Given an array of strings words and a string s, determine if s is an acronym of words.

The string s is considered an acronym of words if it can be formed by concatenating the first character of each string in words in order. For example, "ab" can be formed from ["apple", "banana"], but it can't be formed from ["bear", "aardvark"].

Return true_ if _s_ is an acronym of _words_, and _false_ otherwise. _

 

Example 1:

Input: words = ["alice","bob","charlie"], s = "abc"
Output: true
Explanation: The first character in the words "alice", "bob", and "charlie" are 'a', 'b', and 'c', respectively. Hence, s = "abc" is the acronym. 

Example 2:

Input: words = ["an","apple"], s = "a"
Output: false
Explanation: The first character in the words "an" and "apple" are 'a' and 'a', respectively. 
The acronym formed by concatenating these characters is "aa". 
Hence, s = "a" is not the acronym.

Example 3:

Input: words = ["never","gonna","give","up","on","you"], s = "ngguoy"
Output: true
Explanation: By concatenating the first character of the words in the array, we get the string "ngguoy". 
Hence, s = "ngguoy" is the acronym.

 

Constraints:

• 1 <= words.length <= 100
• 1 <= words[i].length <= 10
• 1 <= s.length <= 100
• words[i] and s consist of lowercase English letters.

Solutions

Solution 1: Simulation

We can iterate over each string in the array $words$, concatenate their first letters to form a new string $t$, and then check if $t$ is equal to $s$.

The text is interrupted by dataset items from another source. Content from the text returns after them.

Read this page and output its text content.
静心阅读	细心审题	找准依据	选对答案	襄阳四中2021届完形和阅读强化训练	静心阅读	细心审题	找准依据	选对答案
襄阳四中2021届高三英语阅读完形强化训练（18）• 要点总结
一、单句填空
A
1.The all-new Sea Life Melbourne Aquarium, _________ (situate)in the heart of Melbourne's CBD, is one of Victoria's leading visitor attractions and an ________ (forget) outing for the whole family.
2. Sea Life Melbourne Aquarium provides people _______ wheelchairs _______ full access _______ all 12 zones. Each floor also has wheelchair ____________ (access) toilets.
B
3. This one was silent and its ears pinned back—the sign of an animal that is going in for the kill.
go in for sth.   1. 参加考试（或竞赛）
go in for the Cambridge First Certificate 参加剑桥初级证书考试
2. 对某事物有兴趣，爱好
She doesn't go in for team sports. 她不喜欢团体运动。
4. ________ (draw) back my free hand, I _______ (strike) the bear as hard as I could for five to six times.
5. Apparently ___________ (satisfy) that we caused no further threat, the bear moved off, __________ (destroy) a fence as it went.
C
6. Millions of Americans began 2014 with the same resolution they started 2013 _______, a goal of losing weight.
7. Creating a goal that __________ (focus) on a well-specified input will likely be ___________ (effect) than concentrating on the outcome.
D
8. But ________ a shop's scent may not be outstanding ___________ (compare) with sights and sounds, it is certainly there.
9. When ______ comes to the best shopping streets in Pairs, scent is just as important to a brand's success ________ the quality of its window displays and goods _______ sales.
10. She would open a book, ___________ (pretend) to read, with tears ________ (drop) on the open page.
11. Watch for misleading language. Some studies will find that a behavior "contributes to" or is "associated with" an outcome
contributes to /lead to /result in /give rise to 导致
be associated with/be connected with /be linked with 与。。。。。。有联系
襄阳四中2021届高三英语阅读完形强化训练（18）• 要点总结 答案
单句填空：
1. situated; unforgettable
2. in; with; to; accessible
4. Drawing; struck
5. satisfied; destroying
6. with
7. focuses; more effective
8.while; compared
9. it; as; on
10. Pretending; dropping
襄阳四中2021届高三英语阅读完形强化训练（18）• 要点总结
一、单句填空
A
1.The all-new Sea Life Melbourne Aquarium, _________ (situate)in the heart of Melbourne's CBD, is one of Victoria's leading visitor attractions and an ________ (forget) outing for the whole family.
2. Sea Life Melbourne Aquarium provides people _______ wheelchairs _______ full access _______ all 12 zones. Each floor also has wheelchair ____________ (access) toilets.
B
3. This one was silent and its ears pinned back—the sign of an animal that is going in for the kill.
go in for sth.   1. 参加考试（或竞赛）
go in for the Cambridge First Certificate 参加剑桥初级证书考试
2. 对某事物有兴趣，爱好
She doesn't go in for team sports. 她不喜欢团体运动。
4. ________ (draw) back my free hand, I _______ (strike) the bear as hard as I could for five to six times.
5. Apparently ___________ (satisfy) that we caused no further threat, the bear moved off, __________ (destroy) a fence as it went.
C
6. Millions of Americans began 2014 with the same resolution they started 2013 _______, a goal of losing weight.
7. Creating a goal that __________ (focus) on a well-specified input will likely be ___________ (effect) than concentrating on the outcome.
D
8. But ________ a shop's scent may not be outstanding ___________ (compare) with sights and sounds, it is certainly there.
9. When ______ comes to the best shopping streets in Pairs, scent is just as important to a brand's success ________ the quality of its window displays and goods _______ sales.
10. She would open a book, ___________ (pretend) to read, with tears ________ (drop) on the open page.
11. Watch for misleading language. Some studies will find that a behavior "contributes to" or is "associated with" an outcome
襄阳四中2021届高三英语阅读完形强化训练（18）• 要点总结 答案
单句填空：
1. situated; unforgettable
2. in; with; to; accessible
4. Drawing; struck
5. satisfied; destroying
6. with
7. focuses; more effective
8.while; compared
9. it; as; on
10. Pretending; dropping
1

The time complexity is $O(n)$, and the space complexity is $O(n)$. Here, $n$ is the length of the array $words$.

class Solution:
  def isAcronym(self, words: List[str], s: str) -> bool:
    return "".join(w[0] for w in words) == s

class Solution {
  public boolean isAcronym(List<String> words, String s) {
    StringBuilder t = new StringBuilder();
    for (var w : words) {
      t.append(w.charAt(0));
    }
    return t.toString().equals(s);
  }
}

class Solution {
public:
  bool isAcronym(vector<string>& words, string s) {
    string t;
    for (auto& w : words) {
      t += w[0];
    }
    return t == s;
  }
};

func isAcronym(words []string, s string) bool {
  t := []byte{}
  for _, w := range words {
    t = append(t, w[0])
  }
  return string(t) == s
}

function isAcronym(words: string[], s: string): boolean {
  return words.map(w => w[0]).join('') === s;
}

impl Solution {
  pub fn is_acronym(words: Vec<String>, s: String) -> bool {
    words
      .iter()
      .map(|w| w.chars().next().unwrap_or_default())
      .collect::<String>() == s
  }
}

Solution 2: Simulation (Space Optimization)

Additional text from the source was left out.